Meyveler: Çilek tarzı meyvelerden çok küçük porsiyonlar hariç olmak üzere tüm meyveler doğal olarak içlerinde bulunan karbonhidratlar nedeniyle ketoz rejimine aykırı bir konumdadırlar.
Şekerli yiyecekler: Kola, meyveli soda, meyve suyu, şekerli çay, şekerli kahve, kek, dondurma, ve envai çeşit tatlılar içerdikleri şeker nedeniyle vücudun ketoz durumundan çıkmasına neden olabilir.
Şekersiz diyet gıdaları: Bu türlerin içinde bazı vakalarda keton seviyelerini etkileyebilen şeker alkolleri yüksek oranda görülebilir. Bu gıdalar aynı zamanda endüstriyel olarak daha çok işlenirler.
Tahıllar veya nişastalar: Buğday bazlı bütün ürünler, bulgur, makarna, pirinç ve çeşitli tahılların tamamı çok yüksek oranda karbonhidrat içerirler.
Ketojenik diyeti takip ederken sebze ve et türü besinlerin birlikte tüketilmesi, vücudun ihtiyaç duyduğu vitaminler gibi besleyici ve koruyucu öğelerin de daha düzenli alınmasını sağlayacaktır.
Ketojenik Diyette Ara Öğünler
Öğünler arasında açlık hissedilmesi durumunda tercih edilebilecek sağlıklı keto atıştırmalıkları olarak çeşitli seçenekler mevcuttur.

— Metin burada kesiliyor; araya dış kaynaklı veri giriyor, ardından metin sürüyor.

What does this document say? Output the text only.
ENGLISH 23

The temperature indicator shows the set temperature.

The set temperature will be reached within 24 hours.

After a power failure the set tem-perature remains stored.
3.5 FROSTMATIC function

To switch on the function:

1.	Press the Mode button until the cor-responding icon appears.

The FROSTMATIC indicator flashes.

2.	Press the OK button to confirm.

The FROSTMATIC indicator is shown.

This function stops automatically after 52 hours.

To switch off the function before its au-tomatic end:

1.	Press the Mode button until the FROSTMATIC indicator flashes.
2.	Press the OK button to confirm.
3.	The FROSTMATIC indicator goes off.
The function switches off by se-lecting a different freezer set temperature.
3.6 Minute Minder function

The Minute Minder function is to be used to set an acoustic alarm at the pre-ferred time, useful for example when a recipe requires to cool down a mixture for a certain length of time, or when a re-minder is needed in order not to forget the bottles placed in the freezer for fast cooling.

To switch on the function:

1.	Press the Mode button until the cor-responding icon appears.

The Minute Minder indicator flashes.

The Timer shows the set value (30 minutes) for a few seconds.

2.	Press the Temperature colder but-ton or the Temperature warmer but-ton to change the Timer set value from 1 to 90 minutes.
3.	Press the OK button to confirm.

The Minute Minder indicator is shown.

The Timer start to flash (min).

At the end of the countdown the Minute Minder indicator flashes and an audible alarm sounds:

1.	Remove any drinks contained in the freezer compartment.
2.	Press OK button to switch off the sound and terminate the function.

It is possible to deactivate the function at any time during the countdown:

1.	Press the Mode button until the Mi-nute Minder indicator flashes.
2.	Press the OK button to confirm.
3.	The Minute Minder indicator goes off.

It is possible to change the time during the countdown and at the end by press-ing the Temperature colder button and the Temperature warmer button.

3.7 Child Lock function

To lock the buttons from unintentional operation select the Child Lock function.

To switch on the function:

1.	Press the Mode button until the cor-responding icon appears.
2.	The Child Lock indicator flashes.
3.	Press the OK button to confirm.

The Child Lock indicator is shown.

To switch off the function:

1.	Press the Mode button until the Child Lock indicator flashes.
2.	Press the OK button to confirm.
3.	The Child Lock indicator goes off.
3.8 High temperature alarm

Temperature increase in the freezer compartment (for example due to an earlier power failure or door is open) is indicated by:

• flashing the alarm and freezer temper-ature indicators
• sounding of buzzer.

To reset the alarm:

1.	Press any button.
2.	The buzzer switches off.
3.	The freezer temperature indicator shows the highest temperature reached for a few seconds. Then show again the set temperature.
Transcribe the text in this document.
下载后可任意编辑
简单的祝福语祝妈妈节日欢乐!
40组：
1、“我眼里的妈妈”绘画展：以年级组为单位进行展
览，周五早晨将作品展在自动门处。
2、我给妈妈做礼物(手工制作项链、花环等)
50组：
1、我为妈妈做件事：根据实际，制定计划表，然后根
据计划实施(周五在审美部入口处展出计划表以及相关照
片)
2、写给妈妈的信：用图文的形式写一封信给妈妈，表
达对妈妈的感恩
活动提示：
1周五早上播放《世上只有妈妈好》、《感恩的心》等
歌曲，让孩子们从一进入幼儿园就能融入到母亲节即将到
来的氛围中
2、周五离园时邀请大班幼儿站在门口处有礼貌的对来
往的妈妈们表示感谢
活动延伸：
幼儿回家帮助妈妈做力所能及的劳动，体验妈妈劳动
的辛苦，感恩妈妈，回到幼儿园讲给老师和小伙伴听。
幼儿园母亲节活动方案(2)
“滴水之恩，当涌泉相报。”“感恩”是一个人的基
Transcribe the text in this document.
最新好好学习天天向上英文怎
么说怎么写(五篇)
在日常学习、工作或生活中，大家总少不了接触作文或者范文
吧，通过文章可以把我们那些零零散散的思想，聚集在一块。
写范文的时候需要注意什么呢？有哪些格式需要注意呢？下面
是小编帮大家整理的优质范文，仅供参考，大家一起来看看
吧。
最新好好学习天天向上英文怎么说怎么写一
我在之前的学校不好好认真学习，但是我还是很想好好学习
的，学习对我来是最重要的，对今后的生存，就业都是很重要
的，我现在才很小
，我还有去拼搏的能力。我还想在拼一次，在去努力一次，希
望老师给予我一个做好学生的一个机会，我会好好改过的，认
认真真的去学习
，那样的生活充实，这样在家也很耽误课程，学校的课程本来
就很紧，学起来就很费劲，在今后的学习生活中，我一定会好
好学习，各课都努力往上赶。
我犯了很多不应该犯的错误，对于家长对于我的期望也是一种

Bunlar arasında en az % 90 oranında bitter çikolata, 1 - 2 haşlanmış yumurta, öğünlerde yenilen yemeklerden artanlardan küçük porsiyonlar, bir avuç fındık veya kuruyemiş üç ya da dört tane çilek ve krema, düşük karbonhidratlı süt, kakao tozu ve fındık ezmesi ile yapılmış shake, peynir türleri, salsa sosu ve kereviz, yağlı et veya balık ve zeytin/peynir karışımı sayılabilir.
Ketojenik diyet çeşitli lokantalarda beslenmek için uygun seçeneklere sahip olabilir. Lokantaların büyük çoğunluğu menülerinde et veya balık bazlı yemekler bulundurmaktadır. Ketojenik diyeti takip eden bireyler bu seçenekleri tercih ettikten sonra, yemeğin içindeki ya da yanındaki yüksek karbonhidratlı öğelerin fazladan sebzelerle değiştirilmesini talep edebilirler.